On Fri, 27 Sep 2002, [identity removed] wrote:

> Can Paracite eventually make Science Citation Index
> redundant? Can it be a free 'citation index' as
> eprints can replace subscription journals?

No, Paracite is a reference-finder. It can
(and will) be used to enhance archived full-texts by automatically
linking the references they cite, where possible, to their archived
full-texts already on the Web. The idea is that it can be used either
by the author, to automatically locate and link the linkable items in
his reference list, or by an Eprints Archive, automatically helping to
locate and link link references on submission, or by a harvesting service,
returning enhanced full-texts, with tentative reference links -- that were
absent from the original document -- automatically inserted.

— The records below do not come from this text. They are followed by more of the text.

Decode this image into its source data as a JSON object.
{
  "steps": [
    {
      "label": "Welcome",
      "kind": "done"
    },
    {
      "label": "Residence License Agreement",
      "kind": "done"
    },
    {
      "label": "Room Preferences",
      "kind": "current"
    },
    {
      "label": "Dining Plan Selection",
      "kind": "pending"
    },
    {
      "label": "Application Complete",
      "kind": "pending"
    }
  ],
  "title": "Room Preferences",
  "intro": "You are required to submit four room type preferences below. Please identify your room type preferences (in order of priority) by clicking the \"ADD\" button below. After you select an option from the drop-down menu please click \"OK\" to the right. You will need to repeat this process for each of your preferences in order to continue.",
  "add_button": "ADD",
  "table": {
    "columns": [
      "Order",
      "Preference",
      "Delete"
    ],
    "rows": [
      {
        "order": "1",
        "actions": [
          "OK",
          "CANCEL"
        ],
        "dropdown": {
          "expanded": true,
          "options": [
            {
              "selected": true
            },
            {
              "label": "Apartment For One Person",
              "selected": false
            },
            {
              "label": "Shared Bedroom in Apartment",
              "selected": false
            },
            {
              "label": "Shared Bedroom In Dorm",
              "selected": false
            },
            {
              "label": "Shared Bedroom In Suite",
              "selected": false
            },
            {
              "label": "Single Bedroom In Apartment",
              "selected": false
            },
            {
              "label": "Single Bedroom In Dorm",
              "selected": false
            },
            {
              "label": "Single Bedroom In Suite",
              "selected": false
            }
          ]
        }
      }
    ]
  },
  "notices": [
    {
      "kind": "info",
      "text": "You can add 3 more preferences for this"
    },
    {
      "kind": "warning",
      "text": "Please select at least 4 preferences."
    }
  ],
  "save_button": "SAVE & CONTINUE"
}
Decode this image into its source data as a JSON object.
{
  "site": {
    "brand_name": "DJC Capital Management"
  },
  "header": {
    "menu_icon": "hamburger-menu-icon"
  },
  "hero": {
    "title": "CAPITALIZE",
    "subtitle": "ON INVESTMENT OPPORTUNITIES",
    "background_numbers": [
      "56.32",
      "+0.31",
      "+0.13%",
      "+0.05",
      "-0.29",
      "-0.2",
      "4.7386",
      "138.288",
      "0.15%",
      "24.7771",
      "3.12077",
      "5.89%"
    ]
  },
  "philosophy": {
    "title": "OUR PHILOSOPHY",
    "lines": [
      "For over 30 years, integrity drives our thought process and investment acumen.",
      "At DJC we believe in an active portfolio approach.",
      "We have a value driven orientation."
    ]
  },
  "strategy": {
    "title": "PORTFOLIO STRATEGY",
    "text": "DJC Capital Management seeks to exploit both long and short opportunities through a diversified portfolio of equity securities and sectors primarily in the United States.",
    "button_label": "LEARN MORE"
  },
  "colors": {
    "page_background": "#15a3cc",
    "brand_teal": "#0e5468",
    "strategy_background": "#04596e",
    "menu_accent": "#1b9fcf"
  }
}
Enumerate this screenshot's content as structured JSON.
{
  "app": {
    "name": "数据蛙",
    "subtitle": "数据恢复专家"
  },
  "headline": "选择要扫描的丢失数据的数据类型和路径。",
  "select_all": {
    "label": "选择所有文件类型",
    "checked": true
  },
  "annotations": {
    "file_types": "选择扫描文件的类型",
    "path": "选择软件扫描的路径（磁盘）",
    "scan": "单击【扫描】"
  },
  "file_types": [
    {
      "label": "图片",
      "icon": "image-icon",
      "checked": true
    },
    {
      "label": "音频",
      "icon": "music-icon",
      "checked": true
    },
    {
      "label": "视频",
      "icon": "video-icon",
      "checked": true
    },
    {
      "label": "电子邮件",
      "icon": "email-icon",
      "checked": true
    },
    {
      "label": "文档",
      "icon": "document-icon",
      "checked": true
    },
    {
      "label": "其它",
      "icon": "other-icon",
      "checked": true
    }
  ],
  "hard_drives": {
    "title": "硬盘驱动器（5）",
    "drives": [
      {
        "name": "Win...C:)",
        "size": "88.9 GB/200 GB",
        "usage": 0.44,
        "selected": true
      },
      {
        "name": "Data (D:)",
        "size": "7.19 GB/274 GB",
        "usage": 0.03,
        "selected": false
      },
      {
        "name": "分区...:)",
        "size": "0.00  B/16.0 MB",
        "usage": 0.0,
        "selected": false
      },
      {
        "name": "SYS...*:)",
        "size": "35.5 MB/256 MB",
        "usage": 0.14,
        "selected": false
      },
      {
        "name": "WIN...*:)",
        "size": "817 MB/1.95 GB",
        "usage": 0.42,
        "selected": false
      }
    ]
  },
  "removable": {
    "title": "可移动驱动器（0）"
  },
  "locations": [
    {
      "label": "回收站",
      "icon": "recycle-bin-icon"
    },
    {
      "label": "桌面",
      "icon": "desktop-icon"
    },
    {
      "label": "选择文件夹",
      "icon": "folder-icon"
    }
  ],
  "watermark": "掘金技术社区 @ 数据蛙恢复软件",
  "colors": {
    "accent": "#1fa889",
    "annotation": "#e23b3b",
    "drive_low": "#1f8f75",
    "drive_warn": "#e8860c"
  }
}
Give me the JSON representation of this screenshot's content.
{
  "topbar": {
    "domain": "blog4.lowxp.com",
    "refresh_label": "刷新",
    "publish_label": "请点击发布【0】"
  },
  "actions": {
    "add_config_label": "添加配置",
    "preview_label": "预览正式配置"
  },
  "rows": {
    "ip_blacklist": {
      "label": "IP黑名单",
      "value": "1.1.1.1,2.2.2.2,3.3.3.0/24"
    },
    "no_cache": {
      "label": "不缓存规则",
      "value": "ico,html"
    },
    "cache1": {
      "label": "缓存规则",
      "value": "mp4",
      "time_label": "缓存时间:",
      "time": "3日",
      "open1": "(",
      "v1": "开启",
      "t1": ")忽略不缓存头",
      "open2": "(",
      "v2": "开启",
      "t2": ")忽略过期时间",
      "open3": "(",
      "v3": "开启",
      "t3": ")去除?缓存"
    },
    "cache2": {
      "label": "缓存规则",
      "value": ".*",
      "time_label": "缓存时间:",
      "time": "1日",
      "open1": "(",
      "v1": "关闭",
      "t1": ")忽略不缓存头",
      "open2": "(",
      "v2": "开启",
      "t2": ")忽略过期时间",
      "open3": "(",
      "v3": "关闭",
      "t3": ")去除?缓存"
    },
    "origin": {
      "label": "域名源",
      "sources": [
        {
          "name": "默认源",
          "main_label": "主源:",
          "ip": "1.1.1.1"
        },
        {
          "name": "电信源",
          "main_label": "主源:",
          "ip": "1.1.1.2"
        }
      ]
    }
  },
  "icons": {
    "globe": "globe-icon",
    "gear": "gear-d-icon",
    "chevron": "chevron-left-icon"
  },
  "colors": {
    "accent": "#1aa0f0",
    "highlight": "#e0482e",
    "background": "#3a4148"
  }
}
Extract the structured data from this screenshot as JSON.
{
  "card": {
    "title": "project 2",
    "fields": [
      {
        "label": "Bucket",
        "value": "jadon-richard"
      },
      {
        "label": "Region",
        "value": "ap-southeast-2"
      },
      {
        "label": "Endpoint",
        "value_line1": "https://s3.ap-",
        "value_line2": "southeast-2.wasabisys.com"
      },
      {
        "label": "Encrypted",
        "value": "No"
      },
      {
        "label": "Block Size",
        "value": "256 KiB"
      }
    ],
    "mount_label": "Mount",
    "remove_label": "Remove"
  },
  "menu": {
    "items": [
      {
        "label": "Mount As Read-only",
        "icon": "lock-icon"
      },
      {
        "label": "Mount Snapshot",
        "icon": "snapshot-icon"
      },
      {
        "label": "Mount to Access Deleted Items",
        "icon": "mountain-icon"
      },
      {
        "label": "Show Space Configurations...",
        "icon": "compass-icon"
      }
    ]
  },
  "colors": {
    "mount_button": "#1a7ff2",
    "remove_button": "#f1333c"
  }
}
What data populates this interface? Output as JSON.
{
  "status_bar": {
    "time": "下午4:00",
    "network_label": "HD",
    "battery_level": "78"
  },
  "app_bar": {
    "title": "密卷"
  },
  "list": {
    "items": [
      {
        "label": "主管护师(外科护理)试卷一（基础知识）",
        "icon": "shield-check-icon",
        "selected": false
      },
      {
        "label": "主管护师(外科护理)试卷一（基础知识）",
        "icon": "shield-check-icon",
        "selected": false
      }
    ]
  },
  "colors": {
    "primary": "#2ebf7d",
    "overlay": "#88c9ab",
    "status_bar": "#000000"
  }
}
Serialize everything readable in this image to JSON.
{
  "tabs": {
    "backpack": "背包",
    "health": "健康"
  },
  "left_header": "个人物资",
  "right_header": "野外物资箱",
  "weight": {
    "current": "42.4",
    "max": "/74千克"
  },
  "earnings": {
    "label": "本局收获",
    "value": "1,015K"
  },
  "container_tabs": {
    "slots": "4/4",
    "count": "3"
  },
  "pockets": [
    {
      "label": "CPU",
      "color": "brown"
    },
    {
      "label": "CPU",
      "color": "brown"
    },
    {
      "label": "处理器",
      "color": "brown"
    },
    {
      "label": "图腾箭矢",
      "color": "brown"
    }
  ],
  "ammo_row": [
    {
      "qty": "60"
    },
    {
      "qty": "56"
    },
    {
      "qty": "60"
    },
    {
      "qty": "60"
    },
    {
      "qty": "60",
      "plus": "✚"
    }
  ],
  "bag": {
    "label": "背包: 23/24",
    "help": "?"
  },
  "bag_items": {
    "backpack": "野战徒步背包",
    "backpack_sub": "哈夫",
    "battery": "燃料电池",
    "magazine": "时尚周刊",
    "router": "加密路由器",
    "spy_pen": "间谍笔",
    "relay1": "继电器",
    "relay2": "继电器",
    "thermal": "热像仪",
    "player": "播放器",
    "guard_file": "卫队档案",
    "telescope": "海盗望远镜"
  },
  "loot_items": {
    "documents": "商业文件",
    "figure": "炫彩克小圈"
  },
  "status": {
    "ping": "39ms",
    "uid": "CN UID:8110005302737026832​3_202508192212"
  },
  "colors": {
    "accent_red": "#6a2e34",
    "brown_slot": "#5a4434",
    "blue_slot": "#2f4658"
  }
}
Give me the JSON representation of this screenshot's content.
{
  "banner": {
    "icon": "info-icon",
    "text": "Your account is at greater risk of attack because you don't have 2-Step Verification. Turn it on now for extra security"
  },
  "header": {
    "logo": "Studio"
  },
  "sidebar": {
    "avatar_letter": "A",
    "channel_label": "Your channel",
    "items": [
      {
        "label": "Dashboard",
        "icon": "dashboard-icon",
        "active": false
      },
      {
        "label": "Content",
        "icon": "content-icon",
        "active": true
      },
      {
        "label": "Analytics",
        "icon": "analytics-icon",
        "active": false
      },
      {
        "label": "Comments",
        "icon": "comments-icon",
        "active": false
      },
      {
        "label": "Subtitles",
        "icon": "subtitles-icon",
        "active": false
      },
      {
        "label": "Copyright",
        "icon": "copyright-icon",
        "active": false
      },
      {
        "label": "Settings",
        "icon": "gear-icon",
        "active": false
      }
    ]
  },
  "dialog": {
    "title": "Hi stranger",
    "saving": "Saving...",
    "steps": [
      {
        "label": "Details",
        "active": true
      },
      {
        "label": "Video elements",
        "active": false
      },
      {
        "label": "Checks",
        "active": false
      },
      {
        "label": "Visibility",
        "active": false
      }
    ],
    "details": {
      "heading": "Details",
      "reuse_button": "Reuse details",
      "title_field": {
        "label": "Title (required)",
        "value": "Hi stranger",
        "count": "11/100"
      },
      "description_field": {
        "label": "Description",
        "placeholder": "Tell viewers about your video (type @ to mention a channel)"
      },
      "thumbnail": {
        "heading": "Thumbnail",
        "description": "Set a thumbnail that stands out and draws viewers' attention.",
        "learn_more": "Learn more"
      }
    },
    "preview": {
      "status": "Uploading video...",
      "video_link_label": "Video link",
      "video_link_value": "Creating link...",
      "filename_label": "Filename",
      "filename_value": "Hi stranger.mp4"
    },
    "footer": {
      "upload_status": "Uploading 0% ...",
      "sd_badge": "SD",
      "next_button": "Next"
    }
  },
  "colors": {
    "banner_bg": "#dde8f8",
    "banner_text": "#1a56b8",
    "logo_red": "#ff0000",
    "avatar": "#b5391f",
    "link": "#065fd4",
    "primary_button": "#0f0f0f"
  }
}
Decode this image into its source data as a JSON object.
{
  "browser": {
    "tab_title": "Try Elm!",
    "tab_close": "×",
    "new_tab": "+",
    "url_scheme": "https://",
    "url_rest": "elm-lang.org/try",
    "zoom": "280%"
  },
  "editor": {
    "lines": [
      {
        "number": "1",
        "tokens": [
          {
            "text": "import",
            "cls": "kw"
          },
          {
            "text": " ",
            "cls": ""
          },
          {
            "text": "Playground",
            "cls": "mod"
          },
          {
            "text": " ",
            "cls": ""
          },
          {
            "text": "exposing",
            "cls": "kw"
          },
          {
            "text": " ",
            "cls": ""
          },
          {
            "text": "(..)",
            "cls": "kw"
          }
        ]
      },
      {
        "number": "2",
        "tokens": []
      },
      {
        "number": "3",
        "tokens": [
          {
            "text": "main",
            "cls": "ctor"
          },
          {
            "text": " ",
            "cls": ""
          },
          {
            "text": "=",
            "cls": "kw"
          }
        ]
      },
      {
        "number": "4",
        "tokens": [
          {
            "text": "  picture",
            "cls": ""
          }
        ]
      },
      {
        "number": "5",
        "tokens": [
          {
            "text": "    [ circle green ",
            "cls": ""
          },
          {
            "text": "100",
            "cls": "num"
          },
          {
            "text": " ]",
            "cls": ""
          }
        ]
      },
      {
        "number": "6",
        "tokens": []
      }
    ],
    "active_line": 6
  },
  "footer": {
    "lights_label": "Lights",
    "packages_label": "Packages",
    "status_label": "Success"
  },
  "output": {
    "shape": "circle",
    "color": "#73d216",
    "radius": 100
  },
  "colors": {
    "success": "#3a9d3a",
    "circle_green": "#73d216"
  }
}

Rather than making the ISI Science Citation Index or Web of Science redundant, Paracite is a free tool that ISI too
can use to enhance its own reference-matching capacity, both internally
(as ISI has a certain proportion of internal reference matches, among the
citing and cited items that it does index, that fail to be made because
of garbled reference lists) and externally (as ISI too can enhance its
indexed items with links to non-indexed cited papers that are available
elsewhere on the Web (both free and toll-based).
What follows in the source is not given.